EDITORIAL - Poor, miserable, challenged, angry but happy

A Gallup poll shows Filipinos are the 5th happiest people in the world. There's your answer, in case you ever wondered why we're the world's 10th most populous country. Despite low wages and runaway prices, the magic formula that has kept the Philippines mainly and consistently poor, Filipinos just couldn't seem to help but stay happy. And this is reflected in the relentlessness with which we make babies.

So at least there is now a global list in which our ranking is something to smile about, a ranking that is not contrived or made up, or at the very least not patently irrelevant. To be way up there in a global list of happiness is something to be proud of, as a matter of fact. For once we have made a name for ourselves in a category that is not as frivolous and flippant as, say, "the longest longanisa" in the world, or similar other irrelevancy.

Happiness has positiveness written all over it and whatever other people may say about us and our unbridled mirth in the face of very serious challenges that would have stymied lesser countries, at least we can tell them to their faces to eat their hearts out because the Filipino is enjoying himself. Make that 100 million Filipinos enjoying themselves.
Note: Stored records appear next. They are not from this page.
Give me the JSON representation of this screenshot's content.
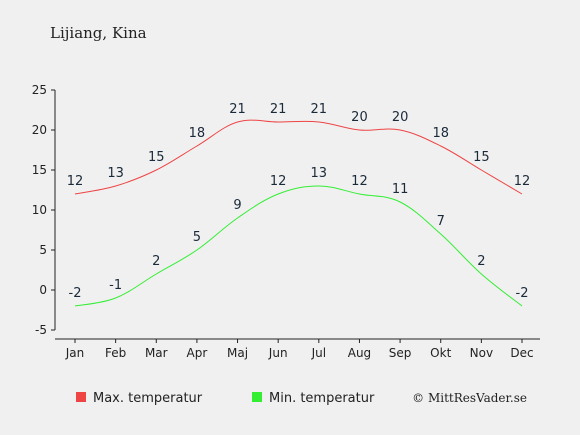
{
  "chart_data": {
    "type": "line",
    "title": "Lijiang, Kina",
    "categories": [
      "Jan",
      "Feb",
      "Mar",
      "Apr",
      "Maj",
      "Jun",
      "Jul",
      "Aug",
      "Sep",
      "Okt",
      "Nov",
      "Dec"
    ],
    "ylim": [
      -5,
      25
    ],
    "yticks": [
      -5,
      0,
      5,
      10,
      15,
      20,
      25
    ],
    "grid": false,
    "legend_position": "bottom-left",
    "series": [
      {
        "name": "Max. temperatur",
        "color": "#ee4444",
        "values": [
          12,
          13,
          15,
          18,
          21,
          21,
          21,
          20,
          20,
          18,
          15,
          12
        ]
      },
      {
        "name": "Min. temperatur",
        "color": "#33ee33",
        "values": [
          -2,
          -1,
          2,
          5,
          9,
          12,
          13,
          12,
          11,
          7,
          2,
          -2
        ]
      }
    ],
    "credit": "© MittResVader.se"
  }
}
Reports about the latest atrocities by ISIS or the latest flare-up of racism in America do not get into us one bit.

By the way, it might prove to be a point of happy discussion to note that on top of the list, all by its lonesome, is Paraguay, thereby making Paraguayans even happier than Filipinos, at least on paper (at the rate we are making babies at three per minute, we should be the de facto happiest people on earth). Lumped together at second are Colombia, Ecuador and Guatemala.

In third place, also lumped together, are Honduras, Panama and Venezuela. At fourth, and yes still lumped together, are Costa Rica, El Salvador and Nicaragua. In case you have not noticed, all of these happy countries are in Latin America. And in case you have not noticed still, all of these countries are poor countries, some even poorer than ourselves or even more dangerous. And if you are wondering, we will ask it for you -- why is it that poor countries seem to be the happiest?

That is, of course, a very tough question for which there might be no right answer. Maybe we will never even know the answer, unless we get prosperous and start getting what we used to miss, and only then by the difference might we know the secret to happiness. One more interesting point to add - all of these happy countries are Catholic, if it ever means anything.

So hold on to that smile even if you are poor and struggling to find meaning in your miserable life. Maybe that is what life is all about and that the ability to scrape through despite the misery becomes such a mean feat it feels like an achievement. On the other hand, the ability and ease with which the wealthy and powerful can get anything probably kills the challenge and makes everything flat and tasteless. And wipes out the smile.